Badiou
Il giorno stesso della mia laurea, dunque, per togliermi da quella palude depressiva nella quale mi lasciarono i miei genitori e parenti ripartiti frettolosamente da Pavia, iniziai a progettare il mio futuro. Avevo del resto venticinque anni ed è solo per il privilegio datomi dalla mia condizione di studente piccolo borghese che non me ne ero preoccupato seriamente prima di allora.
Dopo aver telefonato a Strasburgo e ottenuto le istruzioni per iscrivermi al DEA, mi assalirono i dubbi. Non volevo tornare là, dove avevo fatto l'Erasmus con due derridiani, Nancy e Lacoue-Labarthe. Volevo andare a Parigi. Volevo studiare con Alain Badiou, che aveva appena pubblicato il suo libro su Deleuze.
Scrivendo la mia tesi avevo scoperto Badiou: era molto diverso dall'autore di Differenza e Ripetizione, ma anche lui così potente e lontano dalla vulgata ermeneutico-derridiana nella quale ero cresciuto, che non avevo avuto dubbi su chi puntare per i miei progetti di ricerca futura. Perciò dal giorno successivo alla mia laurea iniziai a telefonare a Paris 8, l'università di Badiou nella quale anche Deleuze aveva insegnato per tutta la vita. Mi diedero il numero di casa del filosofo e lasciai qualche messaggio alla sua segreteria telefonica. Non mi richiamò ma gli scrissi una lettera spiegandogli per quale ragione sarei stato onoratissimo di poter studiare con lui, la sua interpretazione di Deleuze era oltremodo innovativa e si era rivelata fondamentale per la mia tesi ecc. ecc.
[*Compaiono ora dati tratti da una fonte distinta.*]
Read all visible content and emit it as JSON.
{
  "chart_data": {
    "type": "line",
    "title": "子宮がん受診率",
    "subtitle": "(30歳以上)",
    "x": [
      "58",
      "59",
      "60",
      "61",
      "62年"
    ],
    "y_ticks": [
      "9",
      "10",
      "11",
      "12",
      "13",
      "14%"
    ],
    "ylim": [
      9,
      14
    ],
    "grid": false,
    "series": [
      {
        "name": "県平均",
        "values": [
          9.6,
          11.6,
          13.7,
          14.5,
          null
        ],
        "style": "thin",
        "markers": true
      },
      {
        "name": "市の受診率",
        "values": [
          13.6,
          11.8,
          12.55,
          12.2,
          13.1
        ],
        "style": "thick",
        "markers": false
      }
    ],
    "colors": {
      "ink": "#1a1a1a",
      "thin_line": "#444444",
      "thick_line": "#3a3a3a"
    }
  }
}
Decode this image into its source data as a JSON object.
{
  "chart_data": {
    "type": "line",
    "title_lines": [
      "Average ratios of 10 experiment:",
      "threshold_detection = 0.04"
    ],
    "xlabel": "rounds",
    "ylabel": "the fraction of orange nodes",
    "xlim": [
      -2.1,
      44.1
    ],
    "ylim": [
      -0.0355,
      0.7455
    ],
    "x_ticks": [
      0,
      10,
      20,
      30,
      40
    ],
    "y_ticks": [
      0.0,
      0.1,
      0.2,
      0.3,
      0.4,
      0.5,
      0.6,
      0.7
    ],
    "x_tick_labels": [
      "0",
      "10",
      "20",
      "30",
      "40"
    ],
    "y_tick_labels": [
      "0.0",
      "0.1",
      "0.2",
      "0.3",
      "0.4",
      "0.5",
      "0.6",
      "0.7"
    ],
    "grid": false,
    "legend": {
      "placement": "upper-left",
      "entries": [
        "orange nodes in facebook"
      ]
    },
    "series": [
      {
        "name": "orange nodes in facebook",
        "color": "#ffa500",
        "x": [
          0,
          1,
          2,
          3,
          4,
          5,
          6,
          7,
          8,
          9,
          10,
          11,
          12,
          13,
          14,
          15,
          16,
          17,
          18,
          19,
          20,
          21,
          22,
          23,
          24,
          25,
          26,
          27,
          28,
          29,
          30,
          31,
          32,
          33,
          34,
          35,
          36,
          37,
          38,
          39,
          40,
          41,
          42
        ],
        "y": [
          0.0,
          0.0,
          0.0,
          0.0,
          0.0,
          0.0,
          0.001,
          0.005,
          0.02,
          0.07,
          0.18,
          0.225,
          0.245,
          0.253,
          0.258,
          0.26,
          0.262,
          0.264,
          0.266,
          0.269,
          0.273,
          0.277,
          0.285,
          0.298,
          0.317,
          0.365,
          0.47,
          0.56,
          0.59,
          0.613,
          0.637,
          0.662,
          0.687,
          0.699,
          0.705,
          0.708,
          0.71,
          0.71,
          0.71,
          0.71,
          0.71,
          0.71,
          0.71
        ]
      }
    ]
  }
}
Dopo un paio di settimane ricevetti una sua lettera: potevo andare a studiare con lui, era disposto a prendermi in DEA. Mi sentii improvvisamente proiettato in un mondo nuovo: potevo andarmene dall'Italia dove ero solo e depresso, e dove non avevo futuro. A Parigi avrei potuto riscattarmi da quegli studi insensati fatti per pigrizia in una facoltà provinciale. Avrei potuto riscattarmi da quella brutta laurea. Per la prima volta da quando avevo creduto di poter fare l'Erasmus con Derrida vivevo una specie di sogno.
Ma se avessi voluto guardarlo bene fino in fondo, quel sogno mi sarebbe dovuto sembrare subito sostanzialmente vuoto.